Alanis Morissette blasts documentary Jagged as 'salacious'
CBC
Just hours before the HBO documentary Jagged was to premiere at the Toronto International Film Festival on Tuesday, Alanis Morissette criticized the film about her life as "reductive" and "salacious."
Morissette participated in the film, directed by Alison Klayman, sitting for lengthy interviews. But in a statement issued by her publicist, the Canadian musician said she would not be supporting the film, named after her breakthrough 1995 album, Jagged Little Pill.
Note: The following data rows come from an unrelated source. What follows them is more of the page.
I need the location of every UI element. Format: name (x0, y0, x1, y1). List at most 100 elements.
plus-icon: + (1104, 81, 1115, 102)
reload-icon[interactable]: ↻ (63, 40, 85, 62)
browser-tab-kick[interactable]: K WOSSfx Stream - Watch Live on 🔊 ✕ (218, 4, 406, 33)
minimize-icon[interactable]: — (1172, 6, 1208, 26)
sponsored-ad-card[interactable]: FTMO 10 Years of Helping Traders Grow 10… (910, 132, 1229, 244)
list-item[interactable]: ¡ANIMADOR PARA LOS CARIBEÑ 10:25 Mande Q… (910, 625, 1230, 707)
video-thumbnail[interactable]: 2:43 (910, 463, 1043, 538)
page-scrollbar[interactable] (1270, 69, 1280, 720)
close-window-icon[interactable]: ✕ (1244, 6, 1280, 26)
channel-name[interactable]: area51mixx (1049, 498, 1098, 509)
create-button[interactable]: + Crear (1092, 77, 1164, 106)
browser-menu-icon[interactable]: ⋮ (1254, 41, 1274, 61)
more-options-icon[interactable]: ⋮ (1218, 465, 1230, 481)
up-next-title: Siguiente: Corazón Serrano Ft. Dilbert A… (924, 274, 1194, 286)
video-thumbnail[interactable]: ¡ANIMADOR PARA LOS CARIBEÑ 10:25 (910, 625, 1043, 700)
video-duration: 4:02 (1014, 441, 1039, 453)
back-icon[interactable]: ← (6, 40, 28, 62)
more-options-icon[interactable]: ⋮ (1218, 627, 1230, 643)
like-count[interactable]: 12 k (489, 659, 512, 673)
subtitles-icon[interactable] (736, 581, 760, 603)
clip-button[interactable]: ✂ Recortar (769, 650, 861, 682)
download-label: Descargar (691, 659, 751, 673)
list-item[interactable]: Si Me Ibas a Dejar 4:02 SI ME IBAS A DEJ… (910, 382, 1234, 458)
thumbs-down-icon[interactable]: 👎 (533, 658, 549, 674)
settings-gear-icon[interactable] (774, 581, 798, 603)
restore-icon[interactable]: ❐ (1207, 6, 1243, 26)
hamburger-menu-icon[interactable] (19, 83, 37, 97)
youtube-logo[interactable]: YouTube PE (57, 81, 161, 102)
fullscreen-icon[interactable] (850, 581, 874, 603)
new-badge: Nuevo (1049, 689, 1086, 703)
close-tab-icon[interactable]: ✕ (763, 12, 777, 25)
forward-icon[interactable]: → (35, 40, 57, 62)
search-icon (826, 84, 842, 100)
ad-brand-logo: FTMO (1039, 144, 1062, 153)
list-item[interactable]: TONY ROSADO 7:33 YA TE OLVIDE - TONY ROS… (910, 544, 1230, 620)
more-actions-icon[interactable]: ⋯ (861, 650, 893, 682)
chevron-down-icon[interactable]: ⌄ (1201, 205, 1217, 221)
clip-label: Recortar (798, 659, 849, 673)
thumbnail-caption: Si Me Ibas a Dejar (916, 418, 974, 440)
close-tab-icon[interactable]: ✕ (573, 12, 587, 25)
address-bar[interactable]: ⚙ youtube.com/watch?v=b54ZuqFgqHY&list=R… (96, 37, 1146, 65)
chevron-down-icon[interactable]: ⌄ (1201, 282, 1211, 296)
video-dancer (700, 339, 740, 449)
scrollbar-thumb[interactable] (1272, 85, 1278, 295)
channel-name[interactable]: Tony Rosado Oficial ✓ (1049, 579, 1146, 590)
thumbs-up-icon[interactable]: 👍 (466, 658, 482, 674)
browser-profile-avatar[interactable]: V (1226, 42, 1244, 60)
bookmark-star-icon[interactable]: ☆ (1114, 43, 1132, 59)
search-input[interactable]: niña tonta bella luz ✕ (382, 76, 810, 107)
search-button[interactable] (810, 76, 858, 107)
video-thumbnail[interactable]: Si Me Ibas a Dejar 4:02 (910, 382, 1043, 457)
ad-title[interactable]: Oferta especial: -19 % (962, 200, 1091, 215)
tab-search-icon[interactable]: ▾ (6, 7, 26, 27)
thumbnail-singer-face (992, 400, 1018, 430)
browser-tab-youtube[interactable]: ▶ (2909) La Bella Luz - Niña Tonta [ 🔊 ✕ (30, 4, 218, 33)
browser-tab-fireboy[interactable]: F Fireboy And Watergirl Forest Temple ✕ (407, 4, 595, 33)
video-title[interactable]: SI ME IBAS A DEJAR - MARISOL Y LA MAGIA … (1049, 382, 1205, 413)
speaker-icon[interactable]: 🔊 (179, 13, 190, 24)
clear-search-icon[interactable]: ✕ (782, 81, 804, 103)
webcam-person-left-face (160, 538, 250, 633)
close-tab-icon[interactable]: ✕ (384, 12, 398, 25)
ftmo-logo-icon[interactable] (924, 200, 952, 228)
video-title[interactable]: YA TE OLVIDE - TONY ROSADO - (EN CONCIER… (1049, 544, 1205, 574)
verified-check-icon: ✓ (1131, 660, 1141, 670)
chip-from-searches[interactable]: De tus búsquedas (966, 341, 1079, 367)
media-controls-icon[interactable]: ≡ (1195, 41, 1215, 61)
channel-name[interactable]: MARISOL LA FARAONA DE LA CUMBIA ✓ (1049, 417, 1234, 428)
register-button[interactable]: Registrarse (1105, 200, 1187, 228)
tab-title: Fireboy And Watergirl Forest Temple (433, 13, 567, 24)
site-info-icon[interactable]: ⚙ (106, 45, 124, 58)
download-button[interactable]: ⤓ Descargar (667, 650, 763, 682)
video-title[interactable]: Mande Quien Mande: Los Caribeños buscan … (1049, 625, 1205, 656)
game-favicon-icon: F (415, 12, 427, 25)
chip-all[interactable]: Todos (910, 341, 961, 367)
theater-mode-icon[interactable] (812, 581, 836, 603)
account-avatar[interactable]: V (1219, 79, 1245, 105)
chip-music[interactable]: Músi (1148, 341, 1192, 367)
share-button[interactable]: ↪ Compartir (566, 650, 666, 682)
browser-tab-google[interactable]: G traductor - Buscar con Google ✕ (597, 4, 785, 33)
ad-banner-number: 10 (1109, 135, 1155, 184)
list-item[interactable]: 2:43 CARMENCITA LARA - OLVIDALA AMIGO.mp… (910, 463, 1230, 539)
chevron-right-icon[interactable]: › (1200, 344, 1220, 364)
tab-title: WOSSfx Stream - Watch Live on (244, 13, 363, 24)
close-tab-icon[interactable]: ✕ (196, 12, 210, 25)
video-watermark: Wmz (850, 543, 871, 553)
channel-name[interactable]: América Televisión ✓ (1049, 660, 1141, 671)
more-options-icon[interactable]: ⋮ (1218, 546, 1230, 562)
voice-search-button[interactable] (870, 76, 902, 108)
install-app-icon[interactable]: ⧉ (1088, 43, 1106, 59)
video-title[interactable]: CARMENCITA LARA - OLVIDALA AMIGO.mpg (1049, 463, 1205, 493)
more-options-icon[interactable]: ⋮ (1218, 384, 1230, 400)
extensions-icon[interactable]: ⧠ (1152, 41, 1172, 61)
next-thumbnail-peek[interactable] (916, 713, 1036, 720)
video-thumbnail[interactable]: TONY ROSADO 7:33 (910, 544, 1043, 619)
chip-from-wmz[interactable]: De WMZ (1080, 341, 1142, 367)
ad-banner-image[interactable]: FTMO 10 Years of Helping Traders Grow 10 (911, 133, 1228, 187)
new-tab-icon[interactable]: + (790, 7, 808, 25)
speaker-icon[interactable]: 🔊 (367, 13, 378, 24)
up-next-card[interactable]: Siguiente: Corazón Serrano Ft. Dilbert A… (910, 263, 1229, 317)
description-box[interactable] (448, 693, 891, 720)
"I agreed to participate in a piece about the celebration of Jagged Little Pill's 25th anniversary, and was interviewed during a very vulnerable time (while in the midst of my third postpartum depression during lockdown)," wrote Morissette. "I was lulled into a false sense of security and their salacious agenda became apparent immediately upon my seeing the first cut of the film. This is when I knew our visions were in fact painfully diverged. This was not the story I agreed to tell."
Morissette didn't specify her issues with Jagged, which is to premiere Nov. 19 on HBO. But its most sensitive material includes Morissette discussing sexual encounters when she was 15 that she calls statutory rape. The Washington Post earlier reported on that section of the film.
"It took me years in therapy to even admit there had been any kind of victimization on my part," Morissette says in the film. "I would always say I was consenting, and then I'd be reminded like, 'Hey, you were 15, you're not consenting at 15.' Now I'm like, 'Oh yeah, they're all pedophiles. It's all statutory rape."
Canada's age of consent is 16 years old. Morissette doesn't go into any detail on who the encounters were with.
Representatives for Klayman didn't immediately return requests for comment Tuesday. In an interview with Deadline Hollywood published Tuesday, Klayman, whose films include Ai Weiwei: Never Sorry and the Steve Bannon documentary Brink, lamented that Morissette wouldn't be there for the premiere.